When a famous person dies, the survival of the right to control and profit from their name and likeness depends on when they died and what state they lived in at their death. Famous artists may need to take a closer look at where they call home during their life to insure their right of publicity has a home post-death.
After losing a battle in 2005 to have Jimi Hendrix’s right of publicity protected by New York state law, where Hendrix lived at his death, Hendrix’s heirs worked to amend the Washington state right of publicity law. Hendrix’s heirs sued under the newly amended law. In 2011 a trial judge held Washington’s Personality Rights Act, that allowed anyone to sue in Washington to enforce their rights regardless of where the lived when they died, was unconstitutional. The trial court’s decision has been appealed to the Ninth Circuit.
This year an Indiana court ruled that Indiana’s post-death right of publicity law cannot be applied retroactively. The court ruled John Dillenger’s heirs have no claim to Dillenger’s name and likeness because Dillenger died before Indiana had a posthumous right of publicity.
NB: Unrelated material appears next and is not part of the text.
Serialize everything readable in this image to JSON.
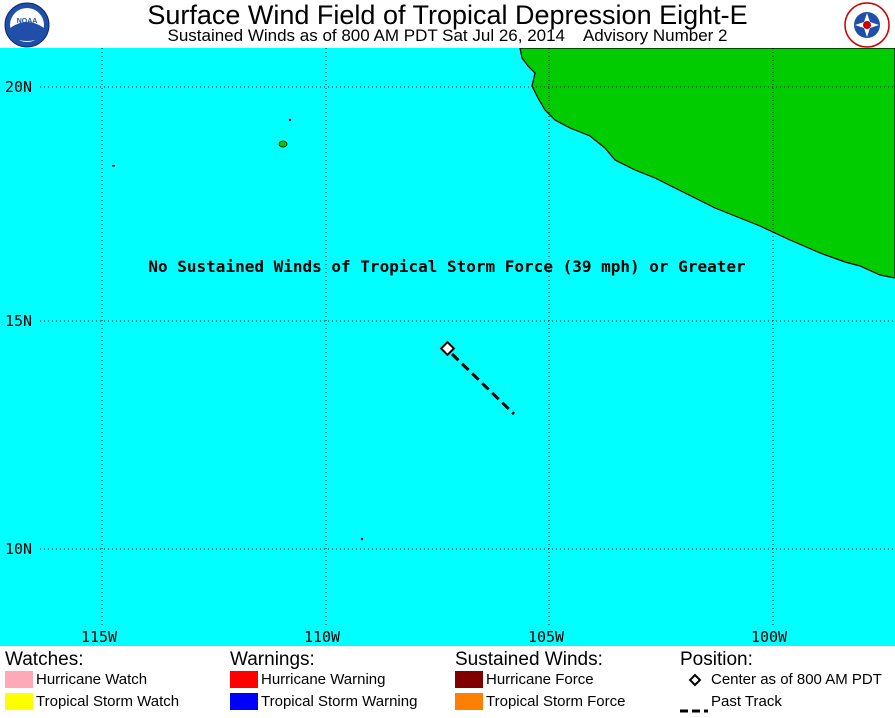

A California district judge’s decision ruling Marilyn Monroe was a resident of New York at her death is on appeal to the Ninth Circuit. If upheld, Monroe’s post-death right of publicity would not be protected by changes to the California right of publicity statute which granted retroactive protection to famous California residents who died before 1985. See Milton H. Greene Archives, Inc v. Marilyn Monroe LLC, 08-56471 (9th Cir. filed 2008).